Edit: Actually, $L$ is not a continuous (aka bounded) operator at all. Taking this route could have saved me a bunch of trouble in the proof above. Let me explain.
To show $L$ is not a bounded operator: Choose functions $f_n \in D$ such that $\|f_n(t)\| \le 1$ for all $t \in [0,1]$ but $f_n'(t) \ge n$ for at least one value $t$. (Finding such functions is easy; the functions I used in my proof above work fine.) Then $\frac{\|L(f_n)\|_\infty}{\|f_n\|_\infty} \ge n$, so if $\|L\|_{op}$ existed then it would need to be $\ge n$ for all integers $n$. We conclude $L$ is unbounded.
To show it's not possible for bounded operators to converge in op-norm to an unbounded operator: We have $L_n$ bounded and $L$ unbounded. If $L_n - L$ were bounded, then we'd have $\|L\|_{op} \le \|L_n\|_{op} + \|L-L_n\|_{op} < \infty$ using the triangle inequality, so $L$ would be bounded which is a contradiction. Therefore $L_n-L$ is unbounded for all $n$, so we certainly don't have $\|L_n - L\|_{op} \to 0$ as $n \to \infty$.

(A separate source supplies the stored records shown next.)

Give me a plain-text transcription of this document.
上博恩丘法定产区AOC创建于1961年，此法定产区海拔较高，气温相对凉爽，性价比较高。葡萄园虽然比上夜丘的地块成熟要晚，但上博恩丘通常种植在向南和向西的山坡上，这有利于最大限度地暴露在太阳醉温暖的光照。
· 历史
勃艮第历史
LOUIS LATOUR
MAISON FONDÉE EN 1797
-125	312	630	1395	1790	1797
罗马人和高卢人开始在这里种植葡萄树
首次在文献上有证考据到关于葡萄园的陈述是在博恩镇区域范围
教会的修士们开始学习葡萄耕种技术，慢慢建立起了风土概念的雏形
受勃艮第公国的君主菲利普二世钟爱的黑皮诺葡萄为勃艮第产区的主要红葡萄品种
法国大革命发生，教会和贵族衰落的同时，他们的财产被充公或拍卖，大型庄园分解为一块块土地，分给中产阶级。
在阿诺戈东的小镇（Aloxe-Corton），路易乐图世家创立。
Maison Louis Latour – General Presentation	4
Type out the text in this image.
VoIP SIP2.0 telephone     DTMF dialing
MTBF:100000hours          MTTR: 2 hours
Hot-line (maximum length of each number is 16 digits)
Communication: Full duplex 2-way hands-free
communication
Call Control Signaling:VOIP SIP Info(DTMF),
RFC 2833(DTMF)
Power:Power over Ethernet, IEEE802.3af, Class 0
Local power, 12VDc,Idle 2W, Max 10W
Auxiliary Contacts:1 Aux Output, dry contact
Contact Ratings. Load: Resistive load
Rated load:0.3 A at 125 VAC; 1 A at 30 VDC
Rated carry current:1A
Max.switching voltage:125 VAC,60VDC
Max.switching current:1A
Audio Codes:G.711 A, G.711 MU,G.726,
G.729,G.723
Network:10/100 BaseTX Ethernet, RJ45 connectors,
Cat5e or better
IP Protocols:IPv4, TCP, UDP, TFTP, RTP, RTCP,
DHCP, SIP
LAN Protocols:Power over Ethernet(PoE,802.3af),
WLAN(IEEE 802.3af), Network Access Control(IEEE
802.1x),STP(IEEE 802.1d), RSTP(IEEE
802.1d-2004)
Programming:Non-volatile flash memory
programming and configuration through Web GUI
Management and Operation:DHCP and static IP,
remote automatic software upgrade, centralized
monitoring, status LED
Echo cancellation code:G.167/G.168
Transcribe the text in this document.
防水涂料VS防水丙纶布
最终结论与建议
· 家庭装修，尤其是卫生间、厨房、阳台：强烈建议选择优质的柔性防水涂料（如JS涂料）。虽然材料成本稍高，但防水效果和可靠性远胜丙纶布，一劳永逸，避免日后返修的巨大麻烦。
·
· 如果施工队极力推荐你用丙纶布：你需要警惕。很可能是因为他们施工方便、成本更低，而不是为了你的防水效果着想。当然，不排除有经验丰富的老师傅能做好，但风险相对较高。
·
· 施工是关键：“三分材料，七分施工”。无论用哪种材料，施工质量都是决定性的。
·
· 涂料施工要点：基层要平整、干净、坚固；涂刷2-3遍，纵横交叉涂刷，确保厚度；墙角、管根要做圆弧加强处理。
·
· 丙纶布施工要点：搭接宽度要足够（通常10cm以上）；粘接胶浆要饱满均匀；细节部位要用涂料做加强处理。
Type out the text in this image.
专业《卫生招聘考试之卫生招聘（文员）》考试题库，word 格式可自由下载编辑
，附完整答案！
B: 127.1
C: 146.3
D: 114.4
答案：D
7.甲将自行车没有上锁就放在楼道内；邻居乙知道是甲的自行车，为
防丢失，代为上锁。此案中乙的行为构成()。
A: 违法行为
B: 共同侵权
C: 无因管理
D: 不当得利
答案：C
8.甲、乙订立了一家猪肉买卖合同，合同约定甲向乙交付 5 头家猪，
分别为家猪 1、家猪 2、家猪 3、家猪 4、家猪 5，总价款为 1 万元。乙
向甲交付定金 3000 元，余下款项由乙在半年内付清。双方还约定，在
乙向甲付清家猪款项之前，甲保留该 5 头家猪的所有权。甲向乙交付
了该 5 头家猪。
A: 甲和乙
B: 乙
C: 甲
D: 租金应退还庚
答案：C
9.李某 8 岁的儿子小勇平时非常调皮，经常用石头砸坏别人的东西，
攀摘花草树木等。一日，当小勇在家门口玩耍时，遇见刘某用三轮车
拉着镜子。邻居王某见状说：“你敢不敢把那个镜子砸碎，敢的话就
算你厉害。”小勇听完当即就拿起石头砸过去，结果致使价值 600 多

So $L$ is not a continuous operator and $L_n$ don't converge to $L$ in op-norm even though $L_n \to L$ pointwise.
Finally, we show $L$ is closed. Let $g_n$ be some sequence of functions in $D$ such that $g_n \to g$ and $g_n' \to h$ for some $g, h \in X$. We need to show $g \in D$ and $g' = h$. To show this, we note that convergence in $\infty$-norm is the same as uniform convergence of functions. If the original functions converge to $g$ and the derivatives converge uniformly to $h$, then a standard theorem says $g$ is differentiable and $g' = h$, which is what we needed to prove. If you want to read about that theorem, you could check Theorem 6.3.1 here or this section on Wikipedia.